Home » Film & TV » Watching the Defectives #4

Watching the Defectives #4

Two detectives. Edgy buddies. A detective and a possible witness. Junior/female colleague. The detective and his ex-wife – rebellious teenage son/daughter (led astray by drug dealers from the squat or other bad influences who might become suspects), who may or may not themselves be a witness but might know/be under the influence of, the robber/murderer. The flagging middle-aged detective and the faded nurse/schoolteacher he’s taken a fancy to and is hoping to get at least dinner with if not a tit-job off.

These characters get in the car and drive to the police station. To search a house. To a house where the killer lurks but unsuspected. Where the body is lying on the floor. To the teenager’s home where his mother will express contempt/hatred/residual tired love for the detective. To a very dark place (do they ever switch on the lights?). To the hospital. To the intended’s home. To follow the suspect. To find the deserted country cottage on the beach no-one previously knew about, that was on the location manager’s same list three episodes ago. To the place they’re going to search but don’t have a warrant. To the abandoned factory. To the scene of the crime.

They arrive at their destination and stop the car. Switch off the engine.

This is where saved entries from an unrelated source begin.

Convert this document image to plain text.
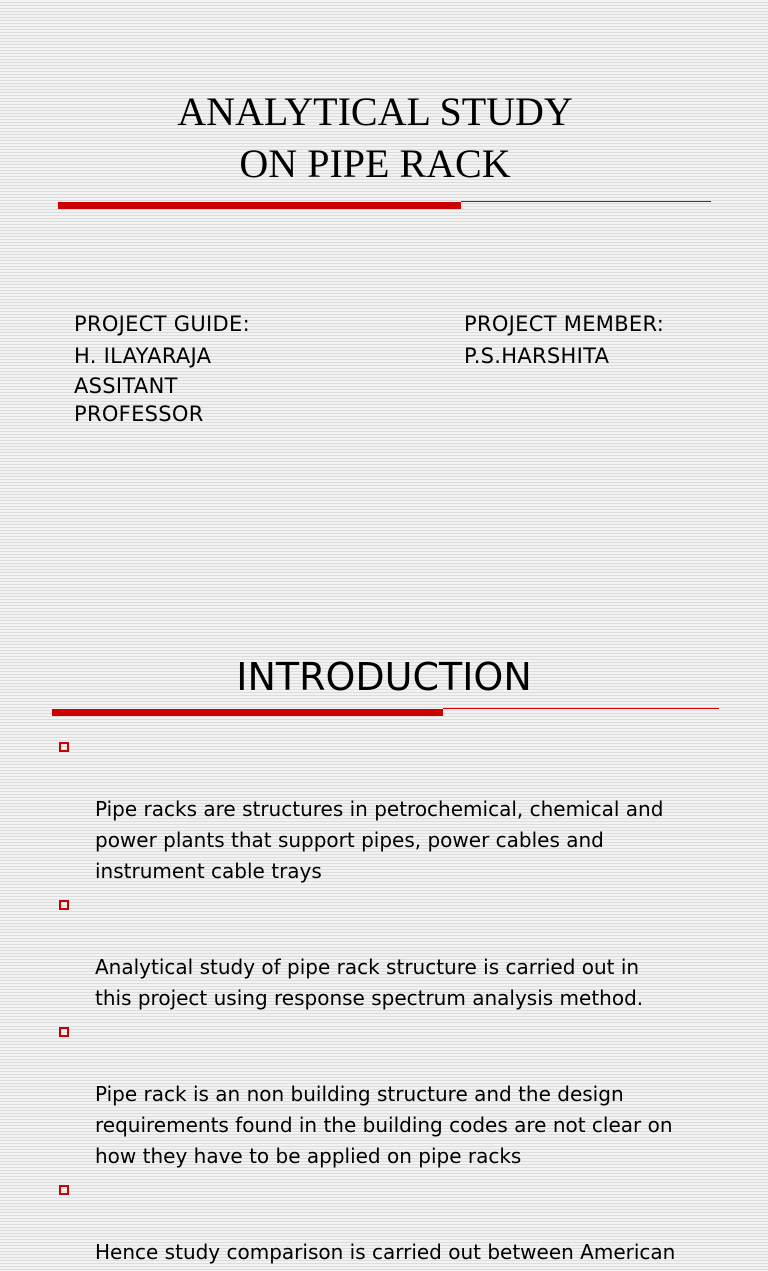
ANALYTICAL STUDY
ON PIPE RACK
PROJECT GUIDE:
H. ILAYARAJA
ASSITANT
PROFESSOR
PROJECT MEMBER:
P.S.HARSHITA
INTRODUCTION

Pipe racks are structures in petrochemical, chemical and
power plants that support pipes, power cables and
instrument cable trays

Analytical study of pipe rack structure is carried out in
this project using response spectrum analysis method.

Pipe rack is an non building structure and the design
requirements found in the building codes are not clear on
how they have to be applied on pipe racks

Hence study comparison is carried out between American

And at that point, they start to have a relevant conversation about the murder. The accident. Their lives. Their knowledge of the victim, the murderer, the murderer’s relatives, wives, colleagues and friends, the crime scene, the time of the murder, their significant past, the building, the likelihood of success/being killed, their mission…. Calling for back-up (‘No time! I’m going in! Cover me!’)

And meantime anyone else who might be an important source of information but who wouldn’t tell anyone what the problem was, or who has previously been fingered as a suspect, or whose character the audience has been wilfully lied-to about by the writers, is probably being slaughtered in the cutaways.

The question I have is simply this:

If they didn’t have a plan, hadn’t exchanged important information, didn’t know what was going on, who they were dealing with, called for back-up, counted the shots left in the ammo clip, then what the fuck have they been talking about all the time they’ve been driving in the car?